A cena de abertura de “Onde está meu coração” tem muitos minutos. Leticia Colin (Amanda) e Daniel de Oliveira (Miguel) estão na cama. Logo, a moça vai para o chuveiro, e ouve-se a longa “Wild is the wind”, de David Bowie. Ela parece alterada e ele, preocupado. A beleza da canção e a entrega dos atores nessa sequência consegue dar pistas da profundidade do drama que acomete o casal, mesmo sem tantos diálogos. A sequência resume o que mais impressiona na produção: embora dona de grande ambição artística, ela nunca deixa de lado a importância do que está narrando. Assim se desenrola a trama de todo o primeiro capítulo da série da consagrada dupla George Moura e Sergio Goldenberg que chega nesta terça-feira, 4, ao Globoplay.

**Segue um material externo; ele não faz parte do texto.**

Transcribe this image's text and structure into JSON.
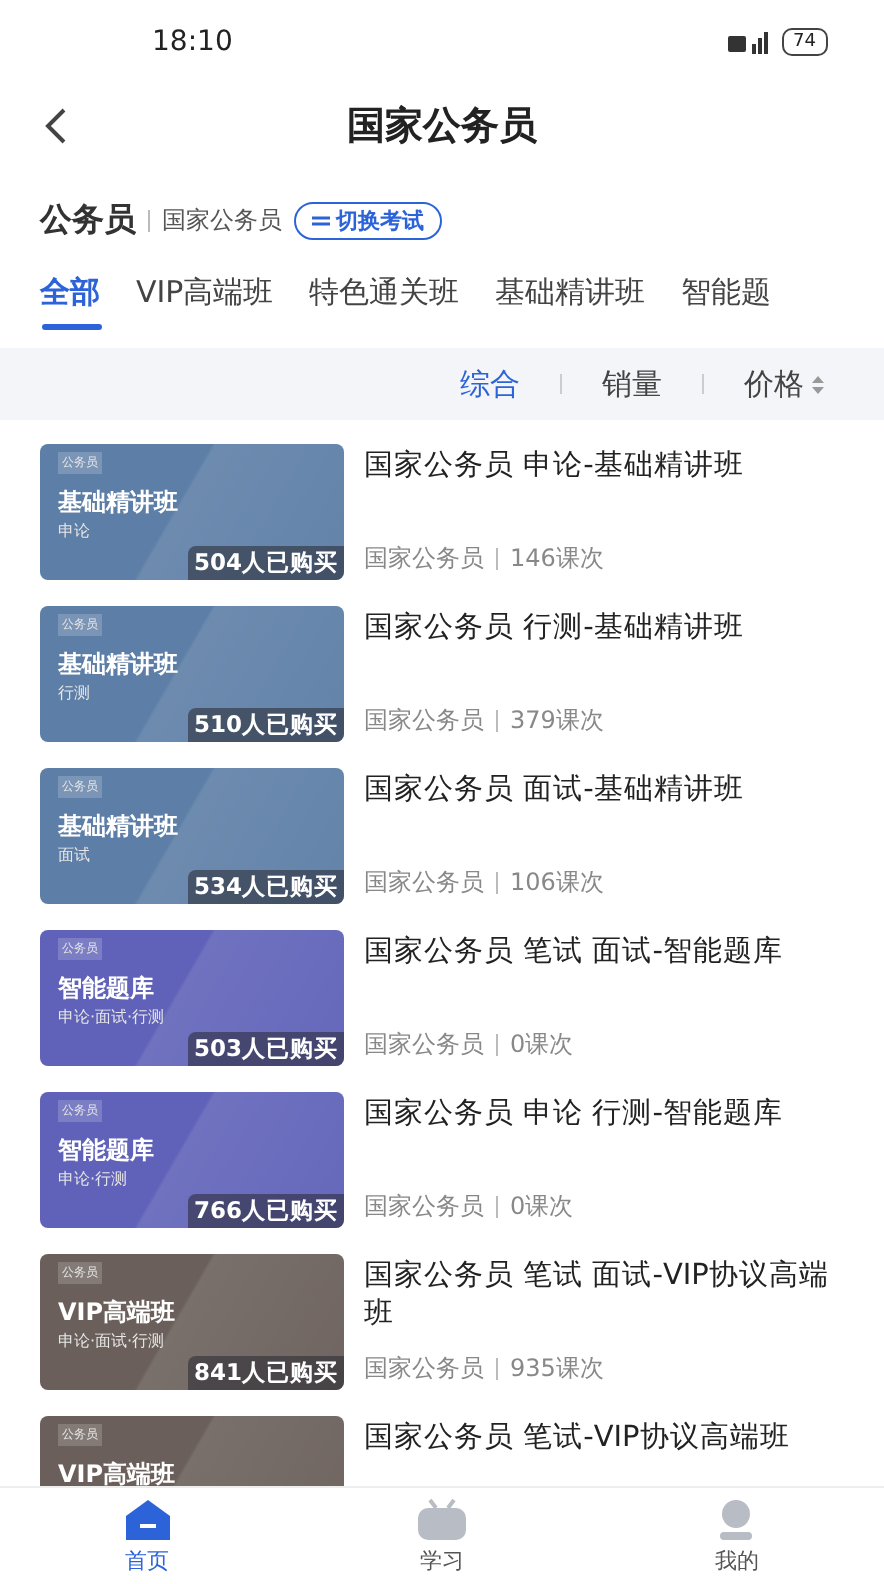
{
  "status_bar": {
    "time": "18:10",
    "battery": "74"
  },
  "header": {
    "title": "国家公务员"
  },
  "exam": {
    "category": "公务员",
    "name": "国家公务员",
    "switch_label": "切换考试"
  },
  "tabs": [
    {
      "label": "全部",
      "selected": true
    },
    {
      "label": "VIP高端班",
      "selected": false
    },
    {
      "label": "特色通关班",
      "selected": false
    },
    {
      "label": "基础精讲班",
      "selected": false
    },
    {
      "label": "智能题",
      "selected": false
    }
  ],
  "sort_options": [
    {
      "label": "综合",
      "selected": true,
      "kind": "plain"
    },
    {
      "label": "销量",
      "selected": false,
      "kind": "plain"
    },
    {
      "label": "价格",
      "selected": false,
      "kind": "sortable"
    }
  ],
  "courses": [
    {
      "thumb_tag": "公务员",
      "thumb_title": "基础精讲班",
      "thumb_subtitle": "申论",
      "buyers": "504人已购买",
      "color": "#5d7ea6",
      "title": "国家公务员 申论-基础精讲班",
      "exam": "国家公务员",
      "lessons": "146课次"
    },
    {
      "thumb_tag": "公务员",
      "thumb_title": "基础精讲班",
      "thumb_subtitle": "行测",
      "buyers": "510人已购买",
      "color": "#5d7ea6",
      "title": "国家公务员 行测-基础精讲班",
      "exam": "国家公务员",
      "lessons": "379课次"
    },
    {
      "thumb_tag": "公务员",
      "thumb_title": "基础精讲班",
      "thumb_subtitle": "面试",
      "buyers": "534人已购买",
      "color": "#5d7ea6",
      "title": "国家公务员 面试-基础精讲班",
      "exam": "国家公务员",
      "lessons": "106课次"
    },
    {
      "thumb_tag": "公务员",
      "thumb_title": "智能题库",
      "thumb_subtitle": "申论·面试·行测",
      "buyers": "503人已购买",
      "color": "#5f62b8",
      "title": "国家公务员 笔试 面试-智能题库",
      "exam": "国家公务员",
      "lessons": "0课次"
    },
    {
      "thumb_tag": "公务员",
      "thumb_title": "智能题库",
      "thumb_subtitle": "申论·行测",
      "buyers": "766人已购买",
      "color": "#5f62b8",
      "title": "国家公务员 申论 行测-智能题库",
      "exam": "国家公务员",
      "lessons": "0课次"
    },
    {
      "thumb_tag": "公务员",
      "thumb_title": "VIP高端班",
      "thumb_subtitle": "申论·面试·行测",
      "buyers": "841人已购买",
      "color": "#6a5f5a",
      "title": "国家公务员 笔试 面试-VIP协议高端班",
      "exam": "国家公务员",
      "lessons": "935课次"
    },
    {
      "thumb_tag": "公务员",
      "thumb_title": "VIP高端班",
      "color": "#6a5f5a",
      "title": "国家公务员 笔试-VIP协议高端班"
    }
  ],
  "bottom_nav": [
    {
      "label": "首页",
      "selected": true,
      "kind": "home"
    },
    {
      "label": "学习",
      "selected": false,
      "kind": "study"
    },
    {
      "label": "我的",
      "selected": false,
      "kind": "profile"
    }
  ]
}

Leticia, uma das melhores atrizes de televisão da sua geração, vive uma médica que atende na emergência de um grande hospital e enfrenta casos difíceis. Seus pais descobrem que ela está usando crack, o que faz disparar o conflito que puxa a história. A mãe, Sofia (Mariana Lima), e o pai, David (Fabio Assunção), procuram a filha para uma conversa. Eles vivem em Santos, mas vão a São Paulo, preocupados. Ela falta ao encontro. Frustrados, os dois discutem. Velhas mágoas vêm à tona. Um culpa o outro pela doença de Amanda. Finalmente, se decidem pela internação. Entendemos que David já viveu algo parecido e ainda convive com algum vício; que ele também é médico e bem-sucedido; que eles perderam um filho no passado. A tensão vai subindo progressivamente. Quando o capítulo termina, estamos familiarizados com a tristeza que domina a família.

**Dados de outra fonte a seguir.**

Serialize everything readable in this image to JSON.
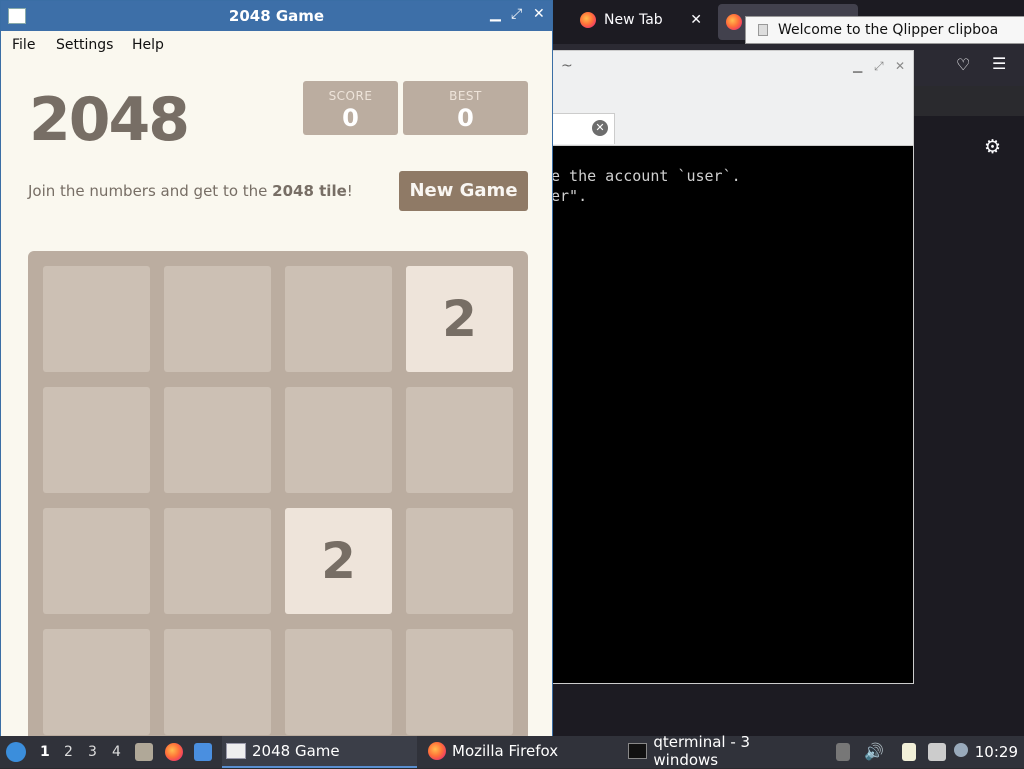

Há um ponto de curiosa sincronia com o momento que estamos vivendo. Ainda no primeiro bloco, Amanda atende uma moça que parece estar sufocando. Ela se dirige à mãe da paciente dizendo, com firmeza: “Ela precisa ser intubada. É um procedimento simples, ela vai ficar ótima” (e isso não acontece). Como se sabe, a série é anterior à pandemia, quando a maior parte do público não tinha sequer intimidade com a palavra “intubação”. Mas a coincidência só reforça a ideia de que “Onde está meu coração” consegue construir um universo próprio e carregar o espectador para ele. Mais uma vez, George Moura e Sergio Goldenberg mostram que são capazes de ir longe.